Debb Minskey


Operations Developer

Debb Minskey is operations developer at IKEA and has an extensive background as a supply chain professional. With IKEA, Minskey has contributed knowledge and experience in the ocean and air category for more than 16 years, working in different roles that include distribution center management, ocean operations, and business development. She has participated in the FMC Supply Chain Innovation Teams since its inception and continues to work with the National Shipper Advisory Committee.
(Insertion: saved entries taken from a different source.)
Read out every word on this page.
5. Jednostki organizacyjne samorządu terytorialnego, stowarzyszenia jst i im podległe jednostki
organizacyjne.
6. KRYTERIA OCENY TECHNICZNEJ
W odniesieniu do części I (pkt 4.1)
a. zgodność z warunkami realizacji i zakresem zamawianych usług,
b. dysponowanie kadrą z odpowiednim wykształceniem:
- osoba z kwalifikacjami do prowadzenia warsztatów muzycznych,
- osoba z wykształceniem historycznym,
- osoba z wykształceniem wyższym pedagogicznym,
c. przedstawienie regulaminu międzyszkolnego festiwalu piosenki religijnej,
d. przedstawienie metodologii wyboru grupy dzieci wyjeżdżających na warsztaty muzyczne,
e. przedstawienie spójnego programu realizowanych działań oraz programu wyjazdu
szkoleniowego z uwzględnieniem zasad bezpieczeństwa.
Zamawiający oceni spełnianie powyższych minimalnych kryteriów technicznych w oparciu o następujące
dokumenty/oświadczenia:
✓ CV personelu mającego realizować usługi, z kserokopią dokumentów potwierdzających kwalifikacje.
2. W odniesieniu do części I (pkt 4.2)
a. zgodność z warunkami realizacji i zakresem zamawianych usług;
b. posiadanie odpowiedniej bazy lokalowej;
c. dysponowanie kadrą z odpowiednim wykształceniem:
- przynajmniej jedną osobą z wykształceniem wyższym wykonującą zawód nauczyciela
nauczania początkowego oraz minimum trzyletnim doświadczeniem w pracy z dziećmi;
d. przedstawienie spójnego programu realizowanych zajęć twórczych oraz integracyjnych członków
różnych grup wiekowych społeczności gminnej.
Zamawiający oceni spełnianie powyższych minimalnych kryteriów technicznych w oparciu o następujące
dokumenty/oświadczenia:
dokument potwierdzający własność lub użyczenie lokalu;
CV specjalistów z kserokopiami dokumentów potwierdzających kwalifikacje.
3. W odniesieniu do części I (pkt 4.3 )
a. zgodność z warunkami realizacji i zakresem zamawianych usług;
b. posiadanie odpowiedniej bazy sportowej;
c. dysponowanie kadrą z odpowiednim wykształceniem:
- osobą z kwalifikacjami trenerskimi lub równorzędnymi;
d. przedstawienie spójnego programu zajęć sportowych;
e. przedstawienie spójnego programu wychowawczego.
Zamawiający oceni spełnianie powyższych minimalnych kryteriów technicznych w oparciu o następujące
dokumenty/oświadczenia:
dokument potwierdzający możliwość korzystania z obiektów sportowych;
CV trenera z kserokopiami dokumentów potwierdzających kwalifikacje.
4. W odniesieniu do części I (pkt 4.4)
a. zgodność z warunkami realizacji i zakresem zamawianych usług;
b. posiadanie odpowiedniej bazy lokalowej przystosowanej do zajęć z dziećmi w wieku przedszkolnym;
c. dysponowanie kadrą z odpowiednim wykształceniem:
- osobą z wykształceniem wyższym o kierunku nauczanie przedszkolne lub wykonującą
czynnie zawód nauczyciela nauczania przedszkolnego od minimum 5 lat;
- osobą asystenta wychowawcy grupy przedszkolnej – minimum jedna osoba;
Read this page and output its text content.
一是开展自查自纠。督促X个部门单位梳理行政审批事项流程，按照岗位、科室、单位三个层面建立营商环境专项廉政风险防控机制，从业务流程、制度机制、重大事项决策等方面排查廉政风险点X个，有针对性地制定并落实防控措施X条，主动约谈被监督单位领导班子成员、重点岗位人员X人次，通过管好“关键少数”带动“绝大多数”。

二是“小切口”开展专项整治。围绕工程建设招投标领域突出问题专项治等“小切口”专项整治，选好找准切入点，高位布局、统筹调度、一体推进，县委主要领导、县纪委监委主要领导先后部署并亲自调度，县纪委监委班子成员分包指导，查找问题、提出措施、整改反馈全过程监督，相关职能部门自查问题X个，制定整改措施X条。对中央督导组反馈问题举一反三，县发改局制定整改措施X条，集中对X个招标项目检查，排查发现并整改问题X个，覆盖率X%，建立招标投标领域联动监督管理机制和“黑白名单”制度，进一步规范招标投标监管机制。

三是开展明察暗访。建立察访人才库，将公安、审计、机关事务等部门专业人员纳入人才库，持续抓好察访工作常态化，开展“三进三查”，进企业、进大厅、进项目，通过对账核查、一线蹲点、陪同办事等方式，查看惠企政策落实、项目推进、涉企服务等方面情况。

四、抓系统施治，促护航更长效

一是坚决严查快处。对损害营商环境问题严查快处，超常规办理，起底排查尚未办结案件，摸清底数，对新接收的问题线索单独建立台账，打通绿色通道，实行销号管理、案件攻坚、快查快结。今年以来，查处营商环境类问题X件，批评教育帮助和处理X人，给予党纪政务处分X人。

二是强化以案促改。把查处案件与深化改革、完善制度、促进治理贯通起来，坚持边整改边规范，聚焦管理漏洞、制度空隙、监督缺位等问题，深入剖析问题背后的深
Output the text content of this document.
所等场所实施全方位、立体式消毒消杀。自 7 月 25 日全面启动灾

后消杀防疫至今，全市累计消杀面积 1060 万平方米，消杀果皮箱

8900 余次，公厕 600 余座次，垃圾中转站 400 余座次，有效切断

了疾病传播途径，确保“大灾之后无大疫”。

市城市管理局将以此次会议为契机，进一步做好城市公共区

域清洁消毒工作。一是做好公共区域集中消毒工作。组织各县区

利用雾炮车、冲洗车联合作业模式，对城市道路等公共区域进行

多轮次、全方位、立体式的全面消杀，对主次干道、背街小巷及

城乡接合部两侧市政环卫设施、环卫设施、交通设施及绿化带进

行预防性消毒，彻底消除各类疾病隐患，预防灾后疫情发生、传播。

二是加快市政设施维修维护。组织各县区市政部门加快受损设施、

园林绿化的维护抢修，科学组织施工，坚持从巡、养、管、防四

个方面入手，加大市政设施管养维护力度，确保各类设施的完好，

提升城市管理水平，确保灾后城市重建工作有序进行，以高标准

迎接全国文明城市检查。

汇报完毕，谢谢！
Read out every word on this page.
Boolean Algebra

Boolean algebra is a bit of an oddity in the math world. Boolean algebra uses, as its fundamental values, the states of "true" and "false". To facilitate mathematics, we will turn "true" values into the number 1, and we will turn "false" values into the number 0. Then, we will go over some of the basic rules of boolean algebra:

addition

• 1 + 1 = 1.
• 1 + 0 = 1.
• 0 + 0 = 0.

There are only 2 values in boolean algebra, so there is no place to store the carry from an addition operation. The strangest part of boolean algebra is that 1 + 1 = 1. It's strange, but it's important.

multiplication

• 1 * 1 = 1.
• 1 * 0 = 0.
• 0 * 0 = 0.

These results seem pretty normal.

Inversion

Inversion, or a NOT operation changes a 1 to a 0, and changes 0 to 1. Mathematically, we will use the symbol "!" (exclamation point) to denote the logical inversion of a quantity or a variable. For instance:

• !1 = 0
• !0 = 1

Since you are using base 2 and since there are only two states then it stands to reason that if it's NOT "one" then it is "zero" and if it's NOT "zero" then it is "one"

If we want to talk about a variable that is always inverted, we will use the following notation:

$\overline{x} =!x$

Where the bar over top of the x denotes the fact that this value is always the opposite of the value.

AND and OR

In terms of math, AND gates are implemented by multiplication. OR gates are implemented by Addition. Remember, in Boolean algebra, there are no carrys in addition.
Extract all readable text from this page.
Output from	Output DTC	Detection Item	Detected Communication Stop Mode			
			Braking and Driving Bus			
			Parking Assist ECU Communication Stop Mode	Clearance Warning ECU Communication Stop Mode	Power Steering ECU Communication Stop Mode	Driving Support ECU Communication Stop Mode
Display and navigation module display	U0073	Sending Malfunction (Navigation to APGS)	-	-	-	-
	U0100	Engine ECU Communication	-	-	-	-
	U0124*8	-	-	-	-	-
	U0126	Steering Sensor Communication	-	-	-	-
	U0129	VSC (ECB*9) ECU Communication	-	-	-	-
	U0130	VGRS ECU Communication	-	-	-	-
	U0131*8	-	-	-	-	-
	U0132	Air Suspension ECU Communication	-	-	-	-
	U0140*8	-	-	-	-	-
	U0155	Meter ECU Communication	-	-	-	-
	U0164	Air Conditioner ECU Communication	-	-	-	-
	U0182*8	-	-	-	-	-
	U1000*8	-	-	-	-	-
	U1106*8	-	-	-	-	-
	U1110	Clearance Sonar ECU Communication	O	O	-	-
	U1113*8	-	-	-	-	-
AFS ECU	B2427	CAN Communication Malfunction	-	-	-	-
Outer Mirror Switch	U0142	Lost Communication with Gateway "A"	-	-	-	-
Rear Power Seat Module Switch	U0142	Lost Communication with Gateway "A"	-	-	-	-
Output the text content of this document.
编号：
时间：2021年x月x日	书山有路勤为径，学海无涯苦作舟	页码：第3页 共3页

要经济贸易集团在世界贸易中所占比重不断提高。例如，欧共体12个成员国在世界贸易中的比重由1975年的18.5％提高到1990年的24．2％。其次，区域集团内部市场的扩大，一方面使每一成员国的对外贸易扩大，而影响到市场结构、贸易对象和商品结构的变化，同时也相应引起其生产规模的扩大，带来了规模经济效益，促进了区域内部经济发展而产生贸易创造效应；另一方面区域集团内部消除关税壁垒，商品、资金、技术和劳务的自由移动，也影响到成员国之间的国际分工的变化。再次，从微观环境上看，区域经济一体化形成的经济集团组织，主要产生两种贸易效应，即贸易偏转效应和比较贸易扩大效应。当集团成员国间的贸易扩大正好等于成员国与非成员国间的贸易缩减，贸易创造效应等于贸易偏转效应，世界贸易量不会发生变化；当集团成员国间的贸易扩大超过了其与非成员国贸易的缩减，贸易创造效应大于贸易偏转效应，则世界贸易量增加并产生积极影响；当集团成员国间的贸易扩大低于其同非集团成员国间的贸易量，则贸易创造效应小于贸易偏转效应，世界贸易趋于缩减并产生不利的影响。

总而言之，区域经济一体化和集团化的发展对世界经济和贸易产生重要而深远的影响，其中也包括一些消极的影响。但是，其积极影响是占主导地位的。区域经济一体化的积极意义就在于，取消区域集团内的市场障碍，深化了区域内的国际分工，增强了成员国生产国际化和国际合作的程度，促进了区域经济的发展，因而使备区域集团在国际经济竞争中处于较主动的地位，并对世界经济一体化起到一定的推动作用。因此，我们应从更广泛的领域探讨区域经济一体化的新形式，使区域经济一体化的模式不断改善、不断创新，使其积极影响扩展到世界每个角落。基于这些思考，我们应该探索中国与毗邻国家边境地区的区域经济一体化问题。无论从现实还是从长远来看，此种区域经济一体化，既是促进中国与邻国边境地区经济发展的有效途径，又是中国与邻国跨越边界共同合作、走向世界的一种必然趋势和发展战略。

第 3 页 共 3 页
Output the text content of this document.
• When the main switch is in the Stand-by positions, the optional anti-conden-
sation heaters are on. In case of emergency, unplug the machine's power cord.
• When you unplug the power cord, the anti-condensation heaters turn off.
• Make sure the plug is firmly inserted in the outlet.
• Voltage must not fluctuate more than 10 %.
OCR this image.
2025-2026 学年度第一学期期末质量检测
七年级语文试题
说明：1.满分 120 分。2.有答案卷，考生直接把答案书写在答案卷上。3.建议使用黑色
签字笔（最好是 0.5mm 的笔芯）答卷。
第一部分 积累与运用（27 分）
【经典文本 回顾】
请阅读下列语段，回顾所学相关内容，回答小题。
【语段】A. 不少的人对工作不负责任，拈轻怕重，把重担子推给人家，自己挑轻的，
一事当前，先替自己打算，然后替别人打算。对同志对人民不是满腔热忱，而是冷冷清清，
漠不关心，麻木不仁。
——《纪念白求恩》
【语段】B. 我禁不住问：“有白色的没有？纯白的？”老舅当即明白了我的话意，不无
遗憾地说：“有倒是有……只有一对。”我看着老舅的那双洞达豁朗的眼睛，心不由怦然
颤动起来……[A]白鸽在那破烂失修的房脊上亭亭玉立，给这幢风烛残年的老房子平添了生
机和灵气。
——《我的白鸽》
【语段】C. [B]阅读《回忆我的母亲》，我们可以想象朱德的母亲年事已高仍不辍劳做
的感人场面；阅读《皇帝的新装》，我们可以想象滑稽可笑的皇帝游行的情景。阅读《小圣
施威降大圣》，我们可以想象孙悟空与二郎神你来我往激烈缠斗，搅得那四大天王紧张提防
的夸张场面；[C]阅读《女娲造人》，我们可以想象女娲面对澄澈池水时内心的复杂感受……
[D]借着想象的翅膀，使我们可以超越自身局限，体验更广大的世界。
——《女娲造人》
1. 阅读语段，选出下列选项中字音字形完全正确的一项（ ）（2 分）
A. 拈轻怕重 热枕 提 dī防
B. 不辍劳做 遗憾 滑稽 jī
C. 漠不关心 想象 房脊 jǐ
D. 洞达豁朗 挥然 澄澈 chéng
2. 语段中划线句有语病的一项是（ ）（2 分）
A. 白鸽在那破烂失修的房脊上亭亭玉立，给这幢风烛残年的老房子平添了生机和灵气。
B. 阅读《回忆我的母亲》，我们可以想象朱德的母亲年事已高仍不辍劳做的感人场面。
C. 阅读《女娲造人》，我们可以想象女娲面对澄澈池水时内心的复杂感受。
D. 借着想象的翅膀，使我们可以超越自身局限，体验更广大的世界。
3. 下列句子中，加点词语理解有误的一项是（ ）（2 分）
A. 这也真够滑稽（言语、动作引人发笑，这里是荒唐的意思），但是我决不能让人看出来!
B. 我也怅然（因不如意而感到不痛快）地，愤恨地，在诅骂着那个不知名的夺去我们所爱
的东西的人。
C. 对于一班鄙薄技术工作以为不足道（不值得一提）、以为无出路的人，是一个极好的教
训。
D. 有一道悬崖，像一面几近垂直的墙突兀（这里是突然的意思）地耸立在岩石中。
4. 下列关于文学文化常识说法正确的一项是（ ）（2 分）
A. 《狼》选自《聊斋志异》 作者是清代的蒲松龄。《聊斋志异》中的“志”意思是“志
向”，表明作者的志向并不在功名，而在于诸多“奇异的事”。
As an advocate supporting container throughput, Minskey is eager to partner with the stakeholders in IKEAs network to develop solutions. 

Sessions With Debb Minskey

Tuesday, 1 March

  • 04:45pm - 05:30pm (EST) / 02/mar/2022 12:45 am - 02/mar/2022 01:30 am

    Shippers Sound Off: US Advisory Group Has the FMC’s Ear

    The new 24-member National Shipper Advisory Committee is the first of its kind for the Federal Maritime Commission, giving importers and exporters a louder and more direct voice in how regulators monitor and work to strengthen the industry. Hearing frustration from shippers about everything from service levels to data integrity, the FMC encouraged Congress to establish a vehicle to better keep importers and exporters front-and-center to their work. In this session, advisory committee members, coming from small, medium-sized, and large shippers of all kinds of goods and commodities will share what challenges they’re facing in their containerized supply chains and how that’s instructing their committee work in terms of the group’s priorities for 2022. 

Wednesday, 2 March

  • 11:00am - 11:45pm (EST) / 02/mar/2022 07:00 pm - 03/mar/2022 07:45 am

    Alternative Gateways as Options Amid Continuing Disruption

    With continuing congestion affecting major US container gateways, many shippers have turned their attention to alternative ports such as Boston, Jaxport, Philadelphia, and others that are not experiencing vessel backups and excessive numbers of containers on the yard, impacting productivity and flow. But questions persist about smaller ports’ ability to provide the necessary end-to-end infrastructure to support supply chains such as truck and chassis capacity and proximity to distribution centers. Boston, for example, cites the dredging of Boston Harbor to 47 feet, building its new Berth 10 with 3,300 feet of linear berth space, and three new ship-to-shore cranes able to accommodate 14,000 TEU vessels. Jaxport this summer will complete a $484 million project to deepen its channel to 47 feet, and construction is underway on $200 million in berth and terminal improvements at the SSA Jacksonville Container Terminal at Blount Island, while Ceres Terminals is investing an additional $15 million to modernize the port’s Dames Point facility. At Philadelphia, $1 billion in port-related infrastructure improvements is completed or underway, and truck turn times of under 50 minutes are typical for a dual move. In this TPM case study, representatives of the ports and customers will discuss how the ports can be seen as viable alternatives for shippers looking to diversify ports of entry.